Detailed Description

In fig. 1, a vehicle 2 (e.g. a passenger car) can be seen with a navigation module 1, which is provided for determining the position of the vehicle 2 on the basis of signals of GNSS satellites 7 of a satellite navigation system 8. However, during the start-up phase, the position determination module 1 receives initial GNSS navigation data 3 from the first external data source 4 and initial GNSS correction data 5 from the second external data source 6 instead of from the satellites 7 of the satellite navigation system 1. This is carried out according to method steps a) and b). And then in step c) a position determination is made based on these data. After the end of the start-up phase (in normal operation), the initial GNSS navigation data 3 and the initial GNSS correction data 5 are then replaced by the conventionally received GNSS navigation data 3 and GNSS correction data 5 (preferably received via satellites).

Claims (12)

1. A method for operating a GNSS based navigation module (1) in a vehicle (2) during a start-up phase of the vehicle (2), having the steps of:

a) Requesting initial GNSS navigation data (3) from an external data source (4), the external data source (4) providing data at a data rate that is greater than a data providing rate for GNSS navigation data (3) by a conventional data source of a GNSS system, and receiving said initial GNSS navigation data (3) from the external data source (4);

b) Requesting initial GNSS correction data (5) from an external data source (6), the external data source (6) providing data at a data rate that is greater than a data providing rate of a conventional data source of the GNSS system for the GNSS correction data (5), and receiving said initial GNSS correction data (5) from the external data source (6);

c) At least one initial output parameter is determined based on the initial GNSS navigation data (3) and the initial GNSS correction data (6).
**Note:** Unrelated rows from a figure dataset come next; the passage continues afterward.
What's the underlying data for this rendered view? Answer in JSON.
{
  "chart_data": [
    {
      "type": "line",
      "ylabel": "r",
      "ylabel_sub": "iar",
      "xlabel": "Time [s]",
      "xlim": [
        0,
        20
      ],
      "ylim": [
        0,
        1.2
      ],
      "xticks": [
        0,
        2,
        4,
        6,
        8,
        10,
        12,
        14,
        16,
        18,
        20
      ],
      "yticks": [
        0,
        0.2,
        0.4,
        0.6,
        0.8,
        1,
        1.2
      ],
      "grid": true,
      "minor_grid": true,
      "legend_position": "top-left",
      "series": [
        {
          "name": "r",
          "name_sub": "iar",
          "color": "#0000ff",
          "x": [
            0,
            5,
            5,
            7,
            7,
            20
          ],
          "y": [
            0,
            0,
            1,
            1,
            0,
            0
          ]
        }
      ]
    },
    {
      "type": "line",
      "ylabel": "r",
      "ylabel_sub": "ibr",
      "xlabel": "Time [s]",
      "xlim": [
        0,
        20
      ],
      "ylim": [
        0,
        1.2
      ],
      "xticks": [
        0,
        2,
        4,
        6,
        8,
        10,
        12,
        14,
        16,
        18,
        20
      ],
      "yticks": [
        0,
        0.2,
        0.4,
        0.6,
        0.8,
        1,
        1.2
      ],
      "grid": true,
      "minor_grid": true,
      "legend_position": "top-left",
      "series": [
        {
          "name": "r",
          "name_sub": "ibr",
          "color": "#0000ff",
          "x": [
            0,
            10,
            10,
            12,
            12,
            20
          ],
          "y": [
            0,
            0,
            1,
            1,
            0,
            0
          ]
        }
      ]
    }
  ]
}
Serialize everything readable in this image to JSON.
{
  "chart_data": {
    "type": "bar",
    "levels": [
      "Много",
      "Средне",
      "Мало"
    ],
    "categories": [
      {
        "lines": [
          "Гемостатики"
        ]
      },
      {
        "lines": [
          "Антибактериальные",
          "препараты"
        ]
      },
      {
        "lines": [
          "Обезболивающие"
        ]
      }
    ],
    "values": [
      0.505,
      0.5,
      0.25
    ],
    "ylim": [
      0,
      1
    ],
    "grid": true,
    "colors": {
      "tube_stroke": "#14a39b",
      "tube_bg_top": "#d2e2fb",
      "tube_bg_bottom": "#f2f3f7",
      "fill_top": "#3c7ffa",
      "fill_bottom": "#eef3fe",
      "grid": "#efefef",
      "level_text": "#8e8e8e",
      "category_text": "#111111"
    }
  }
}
2. Method according to claim 1, wherein in step b) at least one first request is made for initial GNSS correction data (5) independent of the position of the vehicle (2).

3. Method according to claim 1 or 2, wherein, before step b), a first preliminary position is determined using the initial navigation data received in step a), and in step b) a second request is made for initial GNSS correction data (5) which differ according to the position of the vehicle (2), wherein the request contains information about the first initial position.

4. The method according to any of the preceding claims, wherein the GNSS correction data requested and received in step b) contains integrity information defining the integrity of the GNSS correction data.

5. Method according to any of the preceding claims, wherein in step b) initial GNSS correction data (5) is received as data packets implementing the initialization of at least one correction algorithm in the navigation module.

6. Method according to any of the preceding claims, wherein the external data source (4, 6) is used in step a) and/or b) outside of the placement section in orbit of the satellite navigation system (8).

7. Method according to claim 6, wherein the external data source (4, 6) used in step a) and/or b) is surface-mounted.

8. The method according to any of claims 6 or 7, wherein the external data source (4, 6) used in step a) and/or b) is a mobile radio data source.

9. Method according to any of the preceding claims, wherein after the steps a) to c) a transition is made into a normal operating mode in which GNSS navigation data and/or GNSS correction data are received from satellites (7) of a satellite navigation system (8).

10. Method according to claim 9, wherein during steps a) to c) it is monitored whether GNSS navigation data of a quality above a threshold quality can be received by satellites (7) of the satellite navigation system (8) and if this is the case the position is determined using the GNSS navigation data received by satellites (7).

11. Method according to claim 8 or 9, wherein it is monitored during steps a) to c) whether GNSS correction data of a preset quality above a threshold quality can be received by the satellites (7) of the satellite navigation system (8) and if this is the case the position is determined using the GNSS correction data received by the satellites (7).

12. A navigation module (1) arranged to perform the method according to any of the preceding claims.